Prominent local political website Slugger O’Toole reported first hand from the council meeting, stating:
Givan also highlighted that individual lodges as well as districts carry out extensive fund-raising that benefits all sections of the community. He saw the Orange Order as “part of the fabric of our community … as we try to build a shared community”.
Activities that the Orange Order is better known for – e.g., the erection of arches, blocking of traffic, hiring of bands, fighting for religious freedoms – were not mentioned by Givan as he explained the context for his motion.
The justifications put forward by DUP Councillor Givan for the proposal were outlined on the DUP website prior to the meeting – which can be seen in full here – and included: (verbatim)
- There are over 600 Orange Halls in Northern Ireland, with the vast majority playing host to a range of community and voluntary activity
- Orange Halls are often the hub for community activity
- The Orange Institution is the largest community and voluntary organisation in Northern Ireland and highlighting this aspect of the Institution’s activities can hopefully help build understanding and tolerance in our society
- The Orange Institution has played a very important role in our history, and its members continue to be central to the life of our community today
In opposition to the motion, Sinn Fein’s Arthur Carson was quoted as saying “The anti-Catholic stance in terms of membership, the refusal to engage with residents groups over parades, expelling members who attend Catholic services – these are all big issues that the Orange Order need to take into consideration”.
It will be disputed if the Orange Order meets the precedents set forth by the equality screening process – but it is certain that equality is a word that is not usually associated with the organisation. In its current state the Orange Order’s membership is not open to non-Christians or Catholics; it is firmly Protestant – and therefore fundamentally divisive – in nature. It is neither religiously or politically neutral. This has led to wishes for the Order to reform before any acceptance of this proposal would be possible.
Alliance’s Brian Dornan stated “Seeking to confer the freedom of the city on the Orange Order is not justified at this time. While the Order remains politically active with a restricted membership not enjoying widespread community support, it is inappropriate for Lisburn City Council to bestow our highest civic honour on them”
Although none of the SDLP councillors were in attendance at the meeting on the night, the Newsletter reported that the party’s councillor Brian Heading said:
“The SDLP opposes the motion to grant the freedom of Lisburn to the Orange Order on the grounds that the Orange institutions have failed to show that they can offer a shared future to all the residents of not only Lisburn but also the north.
“Last weekend’s events in North Belfast show that the Orange institutions have some way to go to prove to a large section of the community that the law and the rights and feelings of residents will be respected.”

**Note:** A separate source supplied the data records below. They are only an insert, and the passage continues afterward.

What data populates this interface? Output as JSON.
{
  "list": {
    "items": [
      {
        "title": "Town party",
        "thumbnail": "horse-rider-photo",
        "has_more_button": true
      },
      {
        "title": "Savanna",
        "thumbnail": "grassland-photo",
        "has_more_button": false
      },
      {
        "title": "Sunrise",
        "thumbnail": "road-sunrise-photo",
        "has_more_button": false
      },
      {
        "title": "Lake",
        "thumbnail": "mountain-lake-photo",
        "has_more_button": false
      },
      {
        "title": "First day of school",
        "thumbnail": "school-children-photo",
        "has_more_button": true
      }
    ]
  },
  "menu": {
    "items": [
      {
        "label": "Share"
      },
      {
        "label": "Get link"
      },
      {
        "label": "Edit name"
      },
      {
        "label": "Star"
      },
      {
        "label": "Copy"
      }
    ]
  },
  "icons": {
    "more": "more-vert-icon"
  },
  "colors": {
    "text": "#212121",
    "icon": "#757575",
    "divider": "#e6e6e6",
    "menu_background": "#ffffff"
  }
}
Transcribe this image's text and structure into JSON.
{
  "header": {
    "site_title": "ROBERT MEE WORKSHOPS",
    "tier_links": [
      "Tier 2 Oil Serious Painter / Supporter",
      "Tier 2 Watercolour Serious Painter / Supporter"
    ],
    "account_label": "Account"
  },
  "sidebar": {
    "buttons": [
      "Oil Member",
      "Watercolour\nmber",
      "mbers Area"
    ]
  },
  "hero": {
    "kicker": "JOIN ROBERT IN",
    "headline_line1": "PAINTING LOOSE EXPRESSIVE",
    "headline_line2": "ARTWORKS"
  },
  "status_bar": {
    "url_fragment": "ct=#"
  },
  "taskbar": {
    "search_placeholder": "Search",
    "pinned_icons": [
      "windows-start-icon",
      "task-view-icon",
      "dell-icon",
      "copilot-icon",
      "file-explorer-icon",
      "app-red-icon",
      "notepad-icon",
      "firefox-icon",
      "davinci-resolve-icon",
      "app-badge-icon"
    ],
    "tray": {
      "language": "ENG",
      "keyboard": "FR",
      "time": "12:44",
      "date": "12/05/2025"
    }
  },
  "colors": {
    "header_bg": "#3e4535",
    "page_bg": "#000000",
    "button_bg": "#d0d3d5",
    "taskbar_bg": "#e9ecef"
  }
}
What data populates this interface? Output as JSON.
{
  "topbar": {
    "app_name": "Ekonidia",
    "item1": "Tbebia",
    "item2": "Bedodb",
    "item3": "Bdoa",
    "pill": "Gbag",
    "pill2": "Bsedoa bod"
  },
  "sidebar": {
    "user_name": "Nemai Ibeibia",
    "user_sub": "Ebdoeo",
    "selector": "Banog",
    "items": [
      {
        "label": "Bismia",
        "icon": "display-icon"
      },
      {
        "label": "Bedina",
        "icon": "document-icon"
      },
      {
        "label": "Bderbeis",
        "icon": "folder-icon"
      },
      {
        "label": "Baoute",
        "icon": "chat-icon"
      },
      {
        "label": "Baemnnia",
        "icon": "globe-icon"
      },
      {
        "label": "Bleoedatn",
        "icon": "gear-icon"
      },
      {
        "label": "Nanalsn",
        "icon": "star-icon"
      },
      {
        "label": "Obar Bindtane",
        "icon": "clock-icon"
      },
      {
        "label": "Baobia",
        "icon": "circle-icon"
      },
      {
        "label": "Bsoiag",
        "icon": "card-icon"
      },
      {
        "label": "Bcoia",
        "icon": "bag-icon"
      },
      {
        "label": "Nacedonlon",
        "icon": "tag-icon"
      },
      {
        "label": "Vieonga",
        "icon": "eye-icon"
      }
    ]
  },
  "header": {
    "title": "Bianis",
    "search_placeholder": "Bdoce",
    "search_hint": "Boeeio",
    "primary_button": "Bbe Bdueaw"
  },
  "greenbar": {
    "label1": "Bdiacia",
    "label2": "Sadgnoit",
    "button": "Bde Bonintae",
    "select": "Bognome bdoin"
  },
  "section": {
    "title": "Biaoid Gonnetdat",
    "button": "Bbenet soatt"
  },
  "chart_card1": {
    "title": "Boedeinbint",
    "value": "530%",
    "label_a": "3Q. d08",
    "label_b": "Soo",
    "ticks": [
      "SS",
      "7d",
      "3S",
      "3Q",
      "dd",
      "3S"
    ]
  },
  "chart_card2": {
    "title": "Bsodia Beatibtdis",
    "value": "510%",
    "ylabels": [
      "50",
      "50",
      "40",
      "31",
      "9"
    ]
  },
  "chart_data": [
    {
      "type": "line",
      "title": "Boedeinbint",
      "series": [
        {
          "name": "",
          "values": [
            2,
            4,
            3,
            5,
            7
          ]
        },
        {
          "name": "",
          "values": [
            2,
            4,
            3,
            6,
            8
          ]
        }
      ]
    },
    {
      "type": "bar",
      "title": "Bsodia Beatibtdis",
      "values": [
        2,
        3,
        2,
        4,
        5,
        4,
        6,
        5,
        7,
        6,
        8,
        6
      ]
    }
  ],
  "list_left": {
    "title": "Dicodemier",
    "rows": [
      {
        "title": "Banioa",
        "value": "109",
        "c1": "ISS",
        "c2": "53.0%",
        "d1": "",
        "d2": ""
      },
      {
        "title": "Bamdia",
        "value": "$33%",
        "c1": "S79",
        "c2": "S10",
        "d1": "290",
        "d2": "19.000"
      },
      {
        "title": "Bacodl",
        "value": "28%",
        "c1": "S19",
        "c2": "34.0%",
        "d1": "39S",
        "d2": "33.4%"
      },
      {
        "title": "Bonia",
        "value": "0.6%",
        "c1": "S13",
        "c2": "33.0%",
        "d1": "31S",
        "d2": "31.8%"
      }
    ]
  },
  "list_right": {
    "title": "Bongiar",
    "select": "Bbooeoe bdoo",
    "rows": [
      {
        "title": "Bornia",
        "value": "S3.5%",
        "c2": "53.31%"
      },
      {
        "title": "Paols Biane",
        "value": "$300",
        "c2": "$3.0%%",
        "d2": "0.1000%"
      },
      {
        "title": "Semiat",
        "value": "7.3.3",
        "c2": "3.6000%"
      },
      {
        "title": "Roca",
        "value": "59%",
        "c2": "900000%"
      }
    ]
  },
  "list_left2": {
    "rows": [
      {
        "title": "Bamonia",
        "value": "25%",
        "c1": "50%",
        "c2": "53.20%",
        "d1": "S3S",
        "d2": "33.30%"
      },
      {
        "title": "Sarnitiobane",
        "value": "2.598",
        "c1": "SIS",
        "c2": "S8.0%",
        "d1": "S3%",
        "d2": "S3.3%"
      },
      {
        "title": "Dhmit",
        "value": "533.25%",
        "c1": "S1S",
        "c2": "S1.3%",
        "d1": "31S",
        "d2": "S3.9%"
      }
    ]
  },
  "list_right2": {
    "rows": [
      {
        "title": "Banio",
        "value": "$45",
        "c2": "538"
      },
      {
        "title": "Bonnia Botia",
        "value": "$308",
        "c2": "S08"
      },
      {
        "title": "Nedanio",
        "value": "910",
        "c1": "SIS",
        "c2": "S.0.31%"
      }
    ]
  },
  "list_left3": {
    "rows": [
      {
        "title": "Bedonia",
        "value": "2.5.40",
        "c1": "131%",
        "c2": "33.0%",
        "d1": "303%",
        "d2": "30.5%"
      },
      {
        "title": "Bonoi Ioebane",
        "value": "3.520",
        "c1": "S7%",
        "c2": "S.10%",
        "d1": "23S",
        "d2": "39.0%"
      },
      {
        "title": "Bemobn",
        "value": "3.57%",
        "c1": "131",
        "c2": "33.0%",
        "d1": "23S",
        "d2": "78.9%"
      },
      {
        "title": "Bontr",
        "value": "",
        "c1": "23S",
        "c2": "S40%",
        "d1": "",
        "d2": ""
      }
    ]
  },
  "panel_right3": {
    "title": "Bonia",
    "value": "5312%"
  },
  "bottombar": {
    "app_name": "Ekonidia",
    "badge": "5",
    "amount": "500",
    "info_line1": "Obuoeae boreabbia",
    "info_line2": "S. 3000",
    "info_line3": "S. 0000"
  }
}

Other factors that have been disputed include the cost of the event – reported as up to £50, 000 – for the subsequent parade and celebration that usually succeeds the ‘Freedom’ ceremony, and the events of the last Orange Order marches that ended up in violence after clashes with the police. Alongside the argument from opposition that other organisations (some mentioned included the GAA and local churches) would also meet the criteria being used to judge the proposal, means that the Orange Order faces tough questions that it may, or may not, wish to account for.